First, there is the way that Uncle Horace died, killed in his study, and his old friend dead in the hallway outside the study. And then there’s that red lamp, a red lamp like those traditionally used by mediums, and one medium in particular. And the triangle in the circle, said jokingly by Porter to ward off demons, and yet it keeps appearing mysteriously about the place, near sheep eviscerated and left for dead. And then near the victims of a serial killer operating around the summer house.

And Porter becomes a suspect. Even if he wasn’t terrified by, if not the spiritual occurrences but the idea that someone is wandering around the house unchecked by locked doors, and seeming to plot against him, becoming the main suspect and subject to harassments by law enforcement and the media, he is unable to get the rest and relaxation he craves. Hardly a restful summer.

I love these old mysteries with their creepy whisperings in the shadows; the creaky old houses; the dark and stormy nights, thunderstorms preceding yet another murder. And all the while, the main character – a crusty old man or woman – holds firmly to a refusal to credit the spooky events to the supernatural, and insists there must be a rational explanation (and there is). Seconded by a pert flapper niece and her misunderstood or impecunious boyfriend, here just starting out in an academic position; sometimes his fortune has been wiped out by bank failures during the depression; sometimes he is suspected of robbery. And yet she keeps a perky upper lip and refuses to give in to despair.

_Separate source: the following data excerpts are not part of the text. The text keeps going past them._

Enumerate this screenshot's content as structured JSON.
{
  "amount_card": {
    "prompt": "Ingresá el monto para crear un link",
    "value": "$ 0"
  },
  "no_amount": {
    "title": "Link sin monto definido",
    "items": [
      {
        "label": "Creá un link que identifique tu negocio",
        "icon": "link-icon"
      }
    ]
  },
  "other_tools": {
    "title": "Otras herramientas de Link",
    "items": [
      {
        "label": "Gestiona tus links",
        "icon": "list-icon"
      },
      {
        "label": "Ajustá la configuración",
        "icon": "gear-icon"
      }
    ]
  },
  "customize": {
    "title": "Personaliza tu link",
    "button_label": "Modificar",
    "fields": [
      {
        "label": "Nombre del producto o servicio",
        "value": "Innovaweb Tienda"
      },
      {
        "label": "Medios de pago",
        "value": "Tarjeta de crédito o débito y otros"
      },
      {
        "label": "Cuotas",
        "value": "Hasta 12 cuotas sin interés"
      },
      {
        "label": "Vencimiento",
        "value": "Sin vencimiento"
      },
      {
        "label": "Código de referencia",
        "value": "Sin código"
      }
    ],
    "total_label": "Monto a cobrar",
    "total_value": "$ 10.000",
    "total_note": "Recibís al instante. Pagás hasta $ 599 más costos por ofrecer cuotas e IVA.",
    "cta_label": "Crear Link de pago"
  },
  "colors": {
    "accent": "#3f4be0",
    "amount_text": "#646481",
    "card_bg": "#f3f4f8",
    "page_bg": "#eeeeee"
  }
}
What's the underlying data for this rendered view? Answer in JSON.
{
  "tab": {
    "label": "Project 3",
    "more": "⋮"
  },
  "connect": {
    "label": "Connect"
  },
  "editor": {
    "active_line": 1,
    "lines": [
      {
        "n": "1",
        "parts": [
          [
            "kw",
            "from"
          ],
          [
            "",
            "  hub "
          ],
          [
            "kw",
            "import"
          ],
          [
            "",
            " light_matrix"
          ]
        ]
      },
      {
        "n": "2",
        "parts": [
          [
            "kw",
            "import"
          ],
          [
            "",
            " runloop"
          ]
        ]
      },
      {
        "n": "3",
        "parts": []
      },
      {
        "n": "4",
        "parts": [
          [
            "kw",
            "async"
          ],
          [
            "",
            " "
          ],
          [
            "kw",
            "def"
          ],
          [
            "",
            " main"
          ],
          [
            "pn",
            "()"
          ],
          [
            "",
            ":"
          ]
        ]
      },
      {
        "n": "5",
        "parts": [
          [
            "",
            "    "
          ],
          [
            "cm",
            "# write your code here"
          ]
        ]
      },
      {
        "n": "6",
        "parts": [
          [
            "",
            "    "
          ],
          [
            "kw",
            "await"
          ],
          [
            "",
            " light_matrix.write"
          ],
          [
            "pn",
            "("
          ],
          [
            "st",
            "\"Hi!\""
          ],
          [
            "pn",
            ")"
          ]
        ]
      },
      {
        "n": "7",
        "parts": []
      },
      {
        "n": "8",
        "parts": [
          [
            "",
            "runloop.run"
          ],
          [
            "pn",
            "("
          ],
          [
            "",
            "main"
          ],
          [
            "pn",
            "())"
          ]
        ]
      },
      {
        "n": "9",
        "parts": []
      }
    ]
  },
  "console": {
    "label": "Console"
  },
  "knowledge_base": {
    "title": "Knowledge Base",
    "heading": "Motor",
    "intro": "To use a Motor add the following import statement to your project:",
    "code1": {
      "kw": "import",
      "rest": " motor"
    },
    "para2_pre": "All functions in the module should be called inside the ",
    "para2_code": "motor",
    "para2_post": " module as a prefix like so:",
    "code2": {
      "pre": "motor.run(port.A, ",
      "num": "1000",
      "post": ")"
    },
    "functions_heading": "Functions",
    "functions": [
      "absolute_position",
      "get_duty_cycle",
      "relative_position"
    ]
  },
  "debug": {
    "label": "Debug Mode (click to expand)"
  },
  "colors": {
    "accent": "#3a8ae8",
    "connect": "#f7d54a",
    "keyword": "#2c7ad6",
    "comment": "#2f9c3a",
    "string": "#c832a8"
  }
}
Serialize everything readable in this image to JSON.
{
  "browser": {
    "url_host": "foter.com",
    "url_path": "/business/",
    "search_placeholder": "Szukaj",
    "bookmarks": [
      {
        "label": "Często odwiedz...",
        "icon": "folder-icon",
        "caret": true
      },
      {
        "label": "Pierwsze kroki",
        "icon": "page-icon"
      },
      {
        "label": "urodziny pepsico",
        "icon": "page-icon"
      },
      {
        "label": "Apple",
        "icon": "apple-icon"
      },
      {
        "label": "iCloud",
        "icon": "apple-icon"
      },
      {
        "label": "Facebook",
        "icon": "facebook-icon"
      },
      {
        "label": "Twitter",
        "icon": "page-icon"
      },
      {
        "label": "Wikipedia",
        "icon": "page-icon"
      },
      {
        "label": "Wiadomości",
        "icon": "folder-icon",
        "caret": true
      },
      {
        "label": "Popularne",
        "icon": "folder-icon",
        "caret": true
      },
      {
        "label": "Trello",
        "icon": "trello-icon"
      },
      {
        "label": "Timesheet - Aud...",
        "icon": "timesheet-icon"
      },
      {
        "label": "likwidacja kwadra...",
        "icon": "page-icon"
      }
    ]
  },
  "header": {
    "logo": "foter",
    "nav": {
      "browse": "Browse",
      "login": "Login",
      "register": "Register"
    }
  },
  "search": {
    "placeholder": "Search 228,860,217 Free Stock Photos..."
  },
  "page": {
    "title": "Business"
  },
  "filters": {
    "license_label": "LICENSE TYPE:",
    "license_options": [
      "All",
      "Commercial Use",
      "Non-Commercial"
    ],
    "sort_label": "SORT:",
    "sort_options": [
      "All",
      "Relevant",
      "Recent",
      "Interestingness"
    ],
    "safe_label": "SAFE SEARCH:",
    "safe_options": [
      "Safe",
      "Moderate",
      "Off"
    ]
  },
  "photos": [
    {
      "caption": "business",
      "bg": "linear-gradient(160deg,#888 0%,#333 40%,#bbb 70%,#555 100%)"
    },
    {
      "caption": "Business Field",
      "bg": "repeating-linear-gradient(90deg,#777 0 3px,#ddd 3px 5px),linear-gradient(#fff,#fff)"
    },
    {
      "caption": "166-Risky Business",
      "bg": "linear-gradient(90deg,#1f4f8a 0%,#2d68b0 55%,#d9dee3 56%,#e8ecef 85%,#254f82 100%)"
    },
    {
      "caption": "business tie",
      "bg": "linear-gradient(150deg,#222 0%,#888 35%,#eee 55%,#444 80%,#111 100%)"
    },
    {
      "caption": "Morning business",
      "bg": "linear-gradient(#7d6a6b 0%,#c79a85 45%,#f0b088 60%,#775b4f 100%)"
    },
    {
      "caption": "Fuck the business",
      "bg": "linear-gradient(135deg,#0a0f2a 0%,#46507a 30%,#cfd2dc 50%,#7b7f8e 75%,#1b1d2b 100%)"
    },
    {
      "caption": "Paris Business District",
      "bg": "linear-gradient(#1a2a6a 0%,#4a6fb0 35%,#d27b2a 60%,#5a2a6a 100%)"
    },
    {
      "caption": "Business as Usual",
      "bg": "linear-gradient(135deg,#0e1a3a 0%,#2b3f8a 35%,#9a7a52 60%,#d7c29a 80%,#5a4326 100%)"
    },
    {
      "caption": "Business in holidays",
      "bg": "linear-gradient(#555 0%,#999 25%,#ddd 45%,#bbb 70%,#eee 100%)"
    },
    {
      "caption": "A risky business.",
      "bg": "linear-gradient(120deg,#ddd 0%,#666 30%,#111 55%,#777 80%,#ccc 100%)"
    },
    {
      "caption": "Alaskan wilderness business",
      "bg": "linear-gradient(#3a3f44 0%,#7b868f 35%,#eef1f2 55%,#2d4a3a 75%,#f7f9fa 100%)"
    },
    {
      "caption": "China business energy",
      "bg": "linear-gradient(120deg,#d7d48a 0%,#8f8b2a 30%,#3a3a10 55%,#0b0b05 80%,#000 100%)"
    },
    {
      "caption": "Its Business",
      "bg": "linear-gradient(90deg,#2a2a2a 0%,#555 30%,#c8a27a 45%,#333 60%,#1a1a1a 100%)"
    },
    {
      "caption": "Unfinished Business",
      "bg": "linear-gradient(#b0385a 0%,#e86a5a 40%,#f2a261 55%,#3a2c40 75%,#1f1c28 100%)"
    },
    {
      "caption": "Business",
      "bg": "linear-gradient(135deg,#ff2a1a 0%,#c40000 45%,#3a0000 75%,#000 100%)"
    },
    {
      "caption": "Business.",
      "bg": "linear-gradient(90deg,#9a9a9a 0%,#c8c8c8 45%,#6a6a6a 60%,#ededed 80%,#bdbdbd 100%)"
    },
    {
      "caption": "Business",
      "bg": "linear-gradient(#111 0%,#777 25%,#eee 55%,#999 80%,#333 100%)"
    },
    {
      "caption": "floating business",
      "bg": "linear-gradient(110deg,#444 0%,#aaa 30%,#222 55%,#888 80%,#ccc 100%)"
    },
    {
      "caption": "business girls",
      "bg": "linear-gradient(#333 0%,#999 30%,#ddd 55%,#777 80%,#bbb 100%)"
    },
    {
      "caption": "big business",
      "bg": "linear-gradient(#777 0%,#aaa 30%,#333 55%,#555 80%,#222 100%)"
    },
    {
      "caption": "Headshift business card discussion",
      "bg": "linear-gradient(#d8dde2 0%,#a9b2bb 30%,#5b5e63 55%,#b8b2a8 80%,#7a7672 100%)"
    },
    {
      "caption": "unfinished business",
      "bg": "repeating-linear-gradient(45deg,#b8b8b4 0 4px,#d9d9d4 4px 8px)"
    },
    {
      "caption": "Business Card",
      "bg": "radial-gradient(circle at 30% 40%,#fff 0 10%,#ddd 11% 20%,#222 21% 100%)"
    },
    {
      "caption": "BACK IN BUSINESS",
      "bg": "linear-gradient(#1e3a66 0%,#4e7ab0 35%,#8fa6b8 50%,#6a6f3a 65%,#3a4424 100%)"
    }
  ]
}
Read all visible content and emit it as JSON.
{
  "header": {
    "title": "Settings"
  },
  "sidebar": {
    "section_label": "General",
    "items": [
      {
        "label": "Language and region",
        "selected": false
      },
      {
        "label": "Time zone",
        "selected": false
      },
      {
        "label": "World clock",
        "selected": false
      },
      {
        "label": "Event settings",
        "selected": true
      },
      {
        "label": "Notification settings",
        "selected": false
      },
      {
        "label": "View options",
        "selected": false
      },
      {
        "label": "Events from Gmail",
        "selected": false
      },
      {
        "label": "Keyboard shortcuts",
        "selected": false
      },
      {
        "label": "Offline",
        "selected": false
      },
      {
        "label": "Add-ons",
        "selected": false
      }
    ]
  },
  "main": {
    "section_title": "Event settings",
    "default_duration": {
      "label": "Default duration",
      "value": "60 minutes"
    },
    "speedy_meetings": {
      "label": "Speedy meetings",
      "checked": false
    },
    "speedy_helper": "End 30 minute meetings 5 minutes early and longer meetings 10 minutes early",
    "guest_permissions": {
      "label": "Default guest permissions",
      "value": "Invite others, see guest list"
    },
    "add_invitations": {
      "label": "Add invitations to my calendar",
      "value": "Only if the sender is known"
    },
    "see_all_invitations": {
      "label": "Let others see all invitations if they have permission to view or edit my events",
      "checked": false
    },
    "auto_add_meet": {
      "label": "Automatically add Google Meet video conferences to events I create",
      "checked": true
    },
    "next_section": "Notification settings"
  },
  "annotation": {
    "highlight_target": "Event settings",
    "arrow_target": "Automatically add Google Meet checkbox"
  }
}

This one, for Rinehart, is unusual in that it has a man as the main character – usually her main characters are acerbic aunts, intrepid private nurses, or wistful young women with a jaded views of their futures. But the rest of the book runs true to form: someone is trying to get the rightful owner out of the house with spooky hauntings for reasons unknown, servants don’t share things with their employers that could illuminate the mystery, murders occur that are clearly connected to each other and maybe the mystery, but no one is sure of the motive. Secrets from the past lurk about. And, when the solution is finally revealed, the murderer is a surprise and their reason for the murders make sense within the murderer’s context but that no one else could see.

So, if you’re feeling a little warm at the beach and want a book that sends chills down your spine, reach for this one. It’s available on e-, so you won’t even need to carry yet one more book with you.